An external HR consultant and a supervisor have been found accessorily liable for contraventions of the Fair Work Act 2009 (Cth) (FW Act) after they were involved in the dismissal of an employee who raised a potential award non-compliance issue (Myers v Arenco Holdings Pty Ltd & Ors  FCCA 3077).
The employee was a yoga instructor at a studio where her duties included administrative tasks as well as teaching yoga classes. The employee had been in her position for three months when her employment was terminated.
The employee claimed that she was dismissed because she suggested to her supervisor that she was not being paid in accordance with the Fitness Industry Award 2010 (the Award). The employee gave evidence to the court that, shortly before her dismissal, she had participated in a meeting with the yoga studio’s coordinator (who was her supervisor) and the consultant about her hours of work, specifically in relation to managing her part-time hours and her responsibilities as a parent. The employee claimed that the outcome of the meeting was a plan for her to develop an ideal roster for hours that would meet everyone’s needs.
The employee said that in preparing the proposed roster, she referred to the Award and felt that there were certain provisions relating to overtime and broken shifts that were likely not being adhered to by her employer. She texted her supervisor, alerting her to this potential award non-compliance issue.
The next day, the employee attended the yoga studio where she had a conversation with her supervisor. The employee alleged that during their conversation, the supervisor dismissed the employee and proposed re-engaging her as a contractor.
The next day, the employee emailed the consultant about the matter, requesting clarification and further information about the proposal of a contractor arrangement.
The consultant responded confirming that the employee’s employment was terminated, and that she would forward proposed terms of a new arrangement in a separate email.
Shortly after, the employee commenced proceedings against her employer, the supervisor and the consultant claiming that adverse action was unlawfully taken against her because she made a complaint/enquiry about her employment.
In response to the employee’s contentions, the employer, the supervisor and the consultant argued that the employee was not dismissed because she raised potential award non-compliance but because of ongoing poor performance.

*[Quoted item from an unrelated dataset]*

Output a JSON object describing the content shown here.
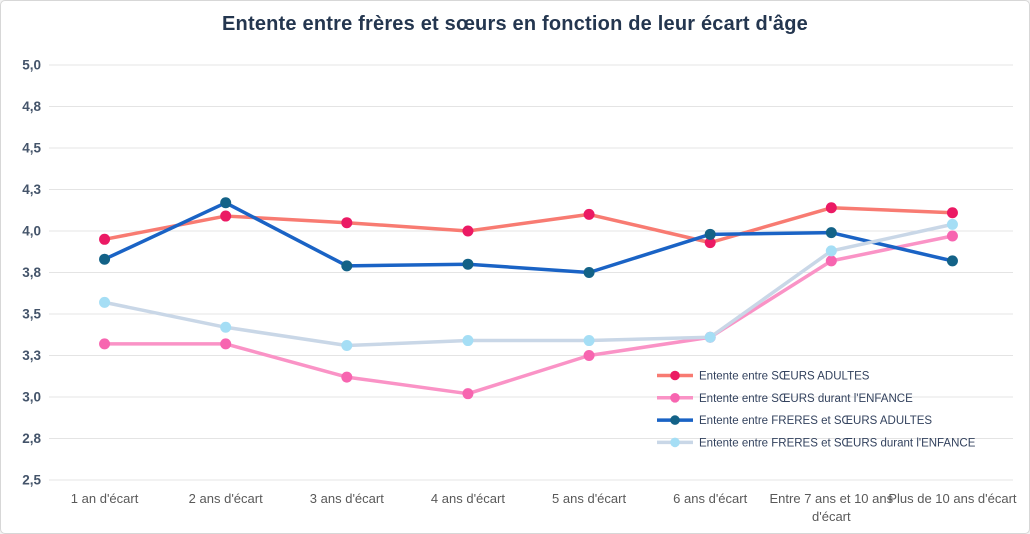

The supervisor and the consultant claimed that, from almost the beginning of her employment, the employee had not performed her administrative duties to the standard expected of her. They argued that the supervisor had raised performance issues with the employee in the past and the employee had failed to improve.
However, there was no evidence to support the assertions of substandard performance. In fact, there the employee was able to produce evidence to the contrary including a number of text messages from the supervisor to the employee praising her performance. In those text messages, the supervisor said:
- “Thank you for being amazing!!”
- “Thank you for being my earth sign angel” (a reference to the employee being hard working because her star sign was Capricorn, an “earth sign”)
- “Amazing!! Thank you so much. Good job on figuring out the eftpos refund as well”
- “Thank you for your great work by the way!”
The court rejected the argument that the employee had been dismissed for performance reasons, noting that there was no evidence of any kind to support such a finding.
The court found that,
the termination of [the employee’s] employment was adverse action taken against [the employee] because she sent, at 10.17 am, the 3 July 2018 text message to [the supervisor] asserting the Fitness Industry Award had not been complied with. That was a prohibited reason for the taking of adverse action against [the employee]. The respondents have not proven otherwise. [at 37]
The court also found that the decision to dismiss the employee was made by the consultant in consultation with the supervisor and they were both, therefore, involved in committing adverse action against the employee in contravention of the FW Act. The court said,
Together, [the supervisor] and [the consultant] were each ‘involved in’ the said contravention and are accordingly accessorily liable for such contravention pursuant to the provisions of s. 550(1) of the FWA. The Court finds that each of [the supervisor] and [the consultant] sought to portray the termination of [the employee’s] employment as based on work performance issues, when in fact it was due to [the employee] pointing out that she had been underpaid, and that the Fitness Industry Award had not been followed. They were motivated by a desire to avoid the financial consequences which would be suffered by the first respondent if it was required to pay to [the employee] her due entitlements. [at 47]
The court found that the employer, the consultant and the supervisor were all liable for contraventions of the FW Act and would be ordered to pay penalties (to be determined). The court also found that the employee was entitled to compensation for hurt and distress as well as financial loss (also to be determined).
Lesson for employers and others
Under s550 of the FW Act, individuals can be found accessorily liable for contraventions of the FW Act if they are “involved in” those contraventions.
In this case, the individuals named as persons “involved in” the contravention included a supervisor (not a manager) and a HR consultant, who was not an employee but acted on behalf of the employer.